Parler de politique reste un terrain miné pour les artistes. Matt Pokora, découvert grâce à l’émission Popstars sur M6 en 2003, l’a appris à ses dépens lorsqu’un article a suggéré qu’il apportait son soutien à une candidate à la mairie de Paris. À 40 ans, l’interprète de « Tomber », actuellement en tournée avec son Adrénaline Tour, préfère généralement laisser la politique à d’autres et se concentrer sur la musique et sa famille. Pourtant, le 30 janvier, son nom a été associé à Sarah Knafo, eurodéputée du parti Reconquête fondé par Éric Zemmour, et candidate à la mairie de Paris pour les élections des 15 et 22 mars prochains.
Un article pointé du doigt
Le 26 janvier, le site Melty publiait un article intitulé « ‘Une ville heureuse’ : M Pokora séduit par Sarah Knafo après Lorànt Deutsch et Laeticia Hallyday ». L’article y indiquait que « des personnalités publiques multiplient les gestes de soutien envers la candidate parisienne » et affirmait que « Laeticia Hallyday et M Pokora ont ‘liké’ certaines publications de campagne de l’eurodéputée sur les réseaux sociaux ».
Le texte précisait toutefois que ces « likes » ne constituaient pas des engagements politiques formels, mais pour certains lecteurs, l’association a suffi à susciter étonnement et inquiétude. Plusieurs commentaires de fans ont manifesté leur déception, ce qui a entraîné une réaction publique du chanteur.
La réaction claire de Matt Pokora
Sur son compte X (anciennement Twitter), Matt Pokora a démenti les accusations. « WTF ?! Ça sort d’où ça? Carrément ‘rejoint’, ‘soutien’ en plus. FAKE NEWS » a-t-il écrit, reprenant l’expression et le lien vers le message publié : https://t.co/Y5brzViMnk.
Cette mise au point a été postée alors que certains internautes affirmaient qu’il avait « liké » une vidéo de Sarah Knafo sur l’aménagement des voies sur berge à Paris. Selon notre vérification, ce « like » n’a pas été retrouvé, malgré des recherches approfondies. Nous n’avons pas non plus trouvé d’élément public attestant d’un soutien formel du chanteur à la candidate.
Des « likes » qui alimentent le débat
L’affaire illustre la manière dont un simple « like » ou l’association médiatique à une personnalité politique peut être interprétée comme un soutien. D’autres personnalités mentionnées dans le débat ont, elles, effectivement interagi avec certaines publications de Sarah Knafo. Parmi elles figurent Pierre-Jean Chalençon, ancien acheteur de l’émission Affaire conclue sur France 2, ainsi que Marie Denigot, ex-participante de Danse avec les stars, Laeticia Hallyday et Lorànt Deutsch. Ces interactions publiques ont été mises en avant par Melty pour étayer l’idée d’un engouement autour de la candidate.

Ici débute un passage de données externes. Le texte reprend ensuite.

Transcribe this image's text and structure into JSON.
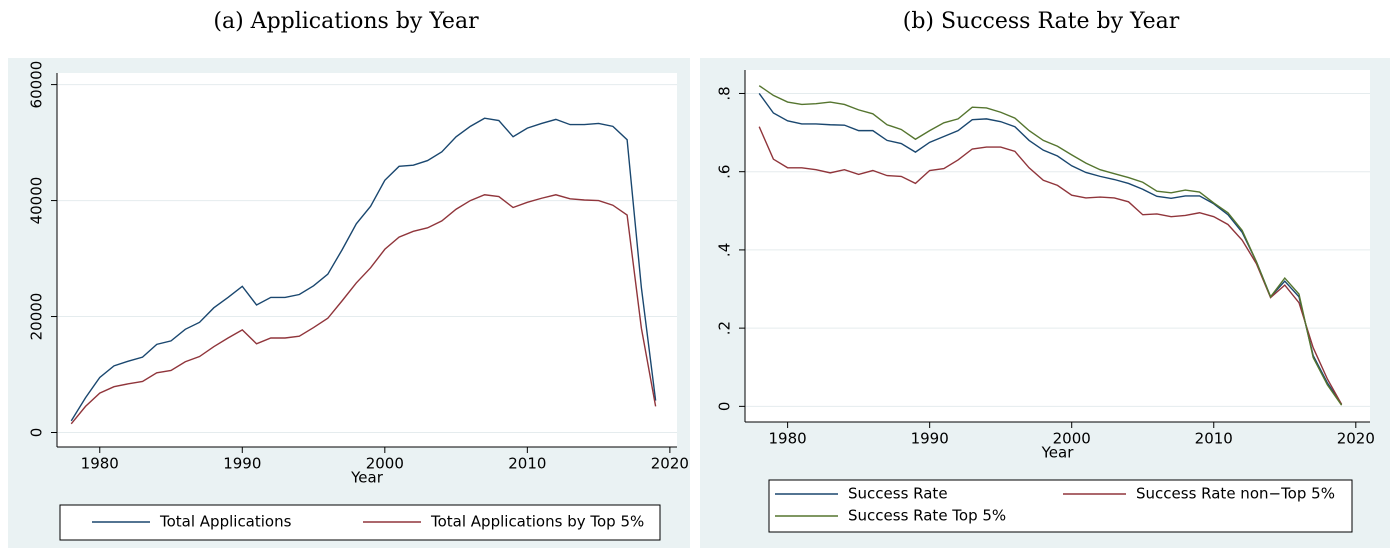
{
  "chart_data": [
    {
      "type": "line",
      "title": "(a) Applications by Year",
      "x_label": "Year",
      "x": [
        1978,
        1979,
        1980,
        1981,
        1982,
        1983,
        1984,
        1985,
        1986,
        1987,
        1988,
        1989,
        1990,
        1991,
        1992,
        1993,
        1994,
        1995,
        1996,
        1997,
        1998,
        1999,
        2000,
        2001,
        2002,
        2003,
        2004,
        2005,
        2006,
        2007,
        2008,
        2009,
        2010,
        2011,
        2012,
        2013,
        2014,
        2015,
        2016,
        2017,
        2018,
        2019
      ],
      "xlim": [
        1977,
        2020.5
      ],
      "xticks": [
        1980,
        1990,
        2000,
        2010,
        2020
      ],
      "ylim": [
        -2500,
        62000
      ],
      "yticks": [
        0,
        20000,
        40000,
        60000
      ],
      "grid": true,
      "series": [
        {
          "name": "Total Applications",
          "color": "#1a476f",
          "values": [
            2000,
            6000,
            9500,
            11500,
            12300,
            13000,
            15200,
            15800,
            17800,
            19000,
            21500,
            23300,
            25200,
            22000,
            23300,
            23300,
            23800,
            25300,
            27300,
            31500,
            36000,
            39000,
            43500,
            45900,
            46100,
            46900,
            48400,
            51000,
            52800,
            54200,
            53800,
            51000,
            52500,
            53300,
            54000,
            53100,
            53100,
            53300,
            52800,
            50500,
            25000,
            5500
          ]
        },
        {
          "name": "Total Applications by Top 5%",
          "color": "#90353b",
          "values": [
            1500,
            4500,
            6800,
            7900,
            8400,
            8800,
            10300,
            10700,
            12200,
            13100,
            14800,
            16300,
            17700,
            15300,
            16300,
            16300,
            16600,
            18100,
            19700,
            22700,
            25800,
            28400,
            31600,
            33700,
            34700,
            35300,
            36500,
            38500,
            40000,
            41000,
            40700,
            38800,
            39700,
            40400,
            41000,
            40300,
            40100,
            40000,
            39200,
            37500,
            18000,
            4500
          ]
        }
      ]
    },
    {
      "type": "line",
      "title": "(b) Success Rate by Year",
      "x_label": "Year",
      "x": [
        1978,
        1979,
        1980,
        1981,
        1982,
        1983,
        1984,
        1985,
        1986,
        1987,
        1988,
        1989,
        1990,
        1991,
        1992,
        1993,
        1994,
        1995,
        1996,
        1997,
        1998,
        1999,
        2000,
        2001,
        2002,
        2003,
        2004,
        2005,
        2006,
        2007,
        2008,
        2009,
        2010,
        2011,
        2012,
        2013,
        2014,
        2015,
        2016,
        2017,
        2018,
        2019
      ],
      "xlim": [
        1977,
        2021
      ],
      "xticks": [
        1980,
        1990,
        2000,
        2010,
        2020
      ],
      "ylim": [
        -0.04,
        0.86
      ],
      "yticks": [
        0,
        {
          "value": 0.2,
          "label": ".2"
        },
        {
          "value": 0.4,
          "label": ".4"
        },
        {
          "value": 0.6,
          "label": ".6"
        },
        {
          "value": 0.8,
          "label": ".8"
        }
      ],
      "grid": true,
      "series": [
        {
          "name": "Success Rate",
          "color": "#1a476f",
          "values": [
            0.8,
            0.75,
            0.73,
            0.722,
            0.722,
            0.72,
            0.719,
            0.705,
            0.705,
            0.68,
            0.672,
            0.65,
            0.675,
            0.69,
            0.705,
            0.733,
            0.735,
            0.728,
            0.715,
            0.68,
            0.655,
            0.64,
            0.615,
            0.598,
            0.588,
            0.58,
            0.57,
            0.555,
            0.537,
            0.532,
            0.538,
            0.538,
            0.518,
            0.49,
            0.445,
            0.37,
            0.28,
            0.32,
            0.28,
            0.13,
            0.06,
            0.005
          ]
        },
        {
          "name": "Success Rate non−Top 5%",
          "color": "#90353b",
          "values": [
            0.715,
            0.632,
            0.61,
            0.61,
            0.605,
            0.597,
            0.605,
            0.593,
            0.603,
            0.59,
            0.588,
            0.57,
            0.603,
            0.608,
            0.63,
            0.658,
            0.663,
            0.663,
            0.652,
            0.61,
            0.578,
            0.565,
            0.54,
            0.533,
            0.535,
            0.533,
            0.523,
            0.49,
            0.492,
            0.485,
            0.488,
            0.495,
            0.485,
            0.465,
            0.425,
            0.365,
            0.278,
            0.31,
            0.265,
            0.15,
            0.07,
            0.005
          ]
        },
        {
          "name": "Success Rate Top 5%",
          "color": "#55752f",
          "values": [
            0.82,
            0.795,
            0.778,
            0.772,
            0.774,
            0.778,
            0.772,
            0.758,
            0.748,
            0.72,
            0.708,
            0.683,
            0.705,
            0.725,
            0.735,
            0.765,
            0.763,
            0.752,
            0.737,
            0.705,
            0.68,
            0.665,
            0.643,
            0.622,
            0.605,
            0.595,
            0.585,
            0.573,
            0.55,
            0.546,
            0.553,
            0.548,
            0.52,
            0.495,
            0.45,
            0.37,
            0.28,
            0.328,
            0.287,
            0.125,
            0.055,
            0.003
          ]
        }
      ]
    }
  ]
}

Reste que l’existence d’un « like » sur un réseau social ne se traduit pas automatiquement en vote ou en soutien politique déclaré. Plusieurs observateurs rappellent que les gestes numériques peuvent signifier curiosité, intérêt pour un sujet précis ou simple interaction ponctuelle, sans engagement électoral.
Ce que dit l’intéressé et ce qui reste incertain
Matt Pokora a démenti de façon catégorique l’idée d’un soutien, qualifiant l’article de « fake news ». Il a ainsi pris distance avec l’association de son nom au mouvement politique de Sarah Knafo. De son côté, l’article de Melty tentait de nuancer en rappelant que les mentions « like » ne valent pas endorsement officiel.
Plusieurs éléments restent néanmoins incertains ou non vérifiables publiquement : nous n’avons pas retrouvé le « like » attribué à Pokora, et il n’existe pas d’annonce officielle de soutien de la part du chanteur. En conséquence, la version donnée par l’artiste — qui nie avoir apporté un quelconque soutien — demeure la seule déclaration directe disponible.
Entre prudence et rôle public
Cette affaire souligne la difficulté pour les personnalités publiques à naviguer entre visibilité et appropriation politique. Les réseaux sociaux rendent les frontières perméables : une interaction anodine peut être reprise, amplifiée et interprétée comme un geste politique. Pour Matt Pokora, qui privilégie la musique et sa vie privée, la réaction a été rapide et claire.
À l’approche des élections municipales à Paris les 15 et 22 mars, ce type d’incident pourrait se multiplier. Il rappelle que, dans l’espace public numérique, toute mention, même faible, peut devenir matière à débat. Pour l’heure, Matt Pokora réfute tout soutien à Sarah Knafo, et aucun élément public ne contredit son démenti.